THE SHRINKING DEFICIT
October 9, 2007
The Congressional Budget Office (CBO) has released its preliminary estimates for Fiscal Year 2007 that ended September 30, and the federal budget deficit fell again, this time by 35 percent to $161 billion, says the Wall Street Journal.
- Since 2004, deficit spending has tumbled by $251 billion, which is one of the most rapid three-year declines in U.S. history.
- The deficit as a share of the economy is down to 1.2 percent or about half the average of the last 50 years.
- This improvement is especially remarkable given the $150 to $200 billion a year of post-9/11 expenses for homeland security and the wars in Iraq and Afghanistan.
- Americans coughed up a record $2.568 trillion in taxes to the IRS in 2007, or 6.7 percent more than in 2006.
- This means federal receipts have climbed by $785 billion since the 2003 investment tax cuts, the largest four-year revenue increase in U.S. history.
- Income, dividend and capital gains tax rates were all cut in 2003, but individual income tax receipts have soared by 46.3 percent in four years, with payments by the wealthy accounting for most of the windfall.
- Last year's increase in individual income payments was 11.3 percent, or more than double the rate of growth in nominal GDP.

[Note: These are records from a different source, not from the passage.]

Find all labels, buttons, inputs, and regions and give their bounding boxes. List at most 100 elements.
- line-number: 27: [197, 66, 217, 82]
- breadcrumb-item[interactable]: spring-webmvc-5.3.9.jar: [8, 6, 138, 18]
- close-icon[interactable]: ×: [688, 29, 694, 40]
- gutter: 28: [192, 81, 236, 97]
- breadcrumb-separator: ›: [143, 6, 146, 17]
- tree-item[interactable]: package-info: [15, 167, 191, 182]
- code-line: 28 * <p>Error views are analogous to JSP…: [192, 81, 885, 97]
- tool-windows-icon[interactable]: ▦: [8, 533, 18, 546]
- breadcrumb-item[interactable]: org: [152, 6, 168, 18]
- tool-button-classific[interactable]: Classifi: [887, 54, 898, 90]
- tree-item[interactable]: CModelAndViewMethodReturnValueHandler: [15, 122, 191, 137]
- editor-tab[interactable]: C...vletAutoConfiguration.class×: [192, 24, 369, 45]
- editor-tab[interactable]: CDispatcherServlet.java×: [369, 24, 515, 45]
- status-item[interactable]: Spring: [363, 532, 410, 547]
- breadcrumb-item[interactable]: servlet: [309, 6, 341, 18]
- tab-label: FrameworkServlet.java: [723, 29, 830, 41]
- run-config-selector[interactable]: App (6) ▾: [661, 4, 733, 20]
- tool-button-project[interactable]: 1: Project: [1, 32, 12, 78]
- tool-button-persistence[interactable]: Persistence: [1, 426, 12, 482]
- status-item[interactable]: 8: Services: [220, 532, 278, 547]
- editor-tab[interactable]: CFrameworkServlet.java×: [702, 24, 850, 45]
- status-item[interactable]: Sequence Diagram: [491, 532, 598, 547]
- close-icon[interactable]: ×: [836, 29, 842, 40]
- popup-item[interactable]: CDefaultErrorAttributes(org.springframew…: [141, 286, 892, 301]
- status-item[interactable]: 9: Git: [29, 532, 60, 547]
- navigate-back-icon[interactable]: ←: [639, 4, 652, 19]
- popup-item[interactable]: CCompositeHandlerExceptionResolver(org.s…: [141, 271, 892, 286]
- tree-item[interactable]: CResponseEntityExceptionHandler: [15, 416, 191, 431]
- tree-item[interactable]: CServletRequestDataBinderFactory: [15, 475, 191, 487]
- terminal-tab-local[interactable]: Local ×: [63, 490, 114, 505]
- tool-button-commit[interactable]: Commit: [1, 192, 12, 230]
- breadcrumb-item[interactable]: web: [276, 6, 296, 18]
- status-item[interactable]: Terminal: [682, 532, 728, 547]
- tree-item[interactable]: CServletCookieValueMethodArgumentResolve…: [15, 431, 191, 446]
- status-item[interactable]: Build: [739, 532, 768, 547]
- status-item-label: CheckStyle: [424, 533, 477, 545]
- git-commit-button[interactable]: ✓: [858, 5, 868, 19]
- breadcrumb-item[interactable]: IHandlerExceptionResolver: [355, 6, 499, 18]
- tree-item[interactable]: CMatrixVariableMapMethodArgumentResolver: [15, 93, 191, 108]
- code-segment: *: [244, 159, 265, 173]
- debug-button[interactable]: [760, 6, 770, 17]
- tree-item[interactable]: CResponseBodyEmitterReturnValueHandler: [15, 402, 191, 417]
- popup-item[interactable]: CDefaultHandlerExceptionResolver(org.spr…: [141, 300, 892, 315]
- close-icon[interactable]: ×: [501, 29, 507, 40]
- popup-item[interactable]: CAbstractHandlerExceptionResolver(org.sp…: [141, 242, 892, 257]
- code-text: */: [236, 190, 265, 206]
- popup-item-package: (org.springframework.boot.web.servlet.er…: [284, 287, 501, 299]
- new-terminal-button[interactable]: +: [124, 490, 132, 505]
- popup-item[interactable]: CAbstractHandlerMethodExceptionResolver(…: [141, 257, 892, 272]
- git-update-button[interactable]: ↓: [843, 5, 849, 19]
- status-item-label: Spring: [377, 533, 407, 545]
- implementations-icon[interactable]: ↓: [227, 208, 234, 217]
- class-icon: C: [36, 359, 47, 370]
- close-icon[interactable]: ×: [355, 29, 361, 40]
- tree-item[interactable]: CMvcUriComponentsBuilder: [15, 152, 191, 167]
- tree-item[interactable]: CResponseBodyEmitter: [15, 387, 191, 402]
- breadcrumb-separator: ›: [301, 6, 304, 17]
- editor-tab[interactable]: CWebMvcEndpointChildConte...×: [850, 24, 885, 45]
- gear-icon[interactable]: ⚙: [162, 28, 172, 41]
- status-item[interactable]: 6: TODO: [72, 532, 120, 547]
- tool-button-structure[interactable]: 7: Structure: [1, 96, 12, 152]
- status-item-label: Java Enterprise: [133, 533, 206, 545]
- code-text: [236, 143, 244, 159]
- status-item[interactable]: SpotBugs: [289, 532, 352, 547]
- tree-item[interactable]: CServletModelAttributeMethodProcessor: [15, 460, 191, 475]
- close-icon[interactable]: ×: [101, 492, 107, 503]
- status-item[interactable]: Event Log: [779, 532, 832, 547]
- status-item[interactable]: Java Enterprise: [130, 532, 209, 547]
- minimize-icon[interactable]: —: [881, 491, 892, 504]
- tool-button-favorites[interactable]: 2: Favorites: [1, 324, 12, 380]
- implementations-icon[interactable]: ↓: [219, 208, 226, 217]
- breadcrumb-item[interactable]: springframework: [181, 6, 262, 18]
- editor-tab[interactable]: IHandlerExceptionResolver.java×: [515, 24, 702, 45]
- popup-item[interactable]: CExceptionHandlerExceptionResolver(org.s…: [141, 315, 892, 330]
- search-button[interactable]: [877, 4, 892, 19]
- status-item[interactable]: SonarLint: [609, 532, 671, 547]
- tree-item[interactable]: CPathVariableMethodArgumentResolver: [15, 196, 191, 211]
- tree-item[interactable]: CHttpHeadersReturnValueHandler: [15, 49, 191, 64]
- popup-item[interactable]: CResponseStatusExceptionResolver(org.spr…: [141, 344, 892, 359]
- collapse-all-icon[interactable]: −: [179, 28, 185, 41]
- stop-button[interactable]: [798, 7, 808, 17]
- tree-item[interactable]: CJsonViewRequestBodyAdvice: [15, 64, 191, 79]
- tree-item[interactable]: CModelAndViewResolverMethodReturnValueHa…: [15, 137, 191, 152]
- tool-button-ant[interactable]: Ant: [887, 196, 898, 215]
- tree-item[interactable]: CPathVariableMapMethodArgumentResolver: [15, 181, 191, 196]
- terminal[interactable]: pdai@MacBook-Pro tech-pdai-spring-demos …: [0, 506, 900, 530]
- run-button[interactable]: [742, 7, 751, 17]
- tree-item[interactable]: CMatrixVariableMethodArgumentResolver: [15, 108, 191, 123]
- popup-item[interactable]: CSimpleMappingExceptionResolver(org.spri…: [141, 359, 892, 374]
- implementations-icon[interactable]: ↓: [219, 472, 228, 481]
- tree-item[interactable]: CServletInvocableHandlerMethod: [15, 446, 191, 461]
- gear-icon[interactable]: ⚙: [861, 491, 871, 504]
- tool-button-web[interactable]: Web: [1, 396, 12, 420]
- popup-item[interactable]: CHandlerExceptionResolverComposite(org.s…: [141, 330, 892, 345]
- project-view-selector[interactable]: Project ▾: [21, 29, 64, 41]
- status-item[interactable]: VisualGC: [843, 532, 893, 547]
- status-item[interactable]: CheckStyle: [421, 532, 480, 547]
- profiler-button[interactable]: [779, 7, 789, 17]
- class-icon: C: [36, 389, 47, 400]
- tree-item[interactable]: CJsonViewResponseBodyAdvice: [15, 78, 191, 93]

The overriding lesson here is that the best antidote for deficits is faster growth, not tax increases. The budget deficit has declined more rapidly this decade in the wake of the Bush tax cuts than it did in the 1990s in the wake of the Clinton tax increases. CBO is still forecasting a balanced budget in 2010, but if Congress gets its way on spending and taxes, all of this progress will be short-lived, says the Journal.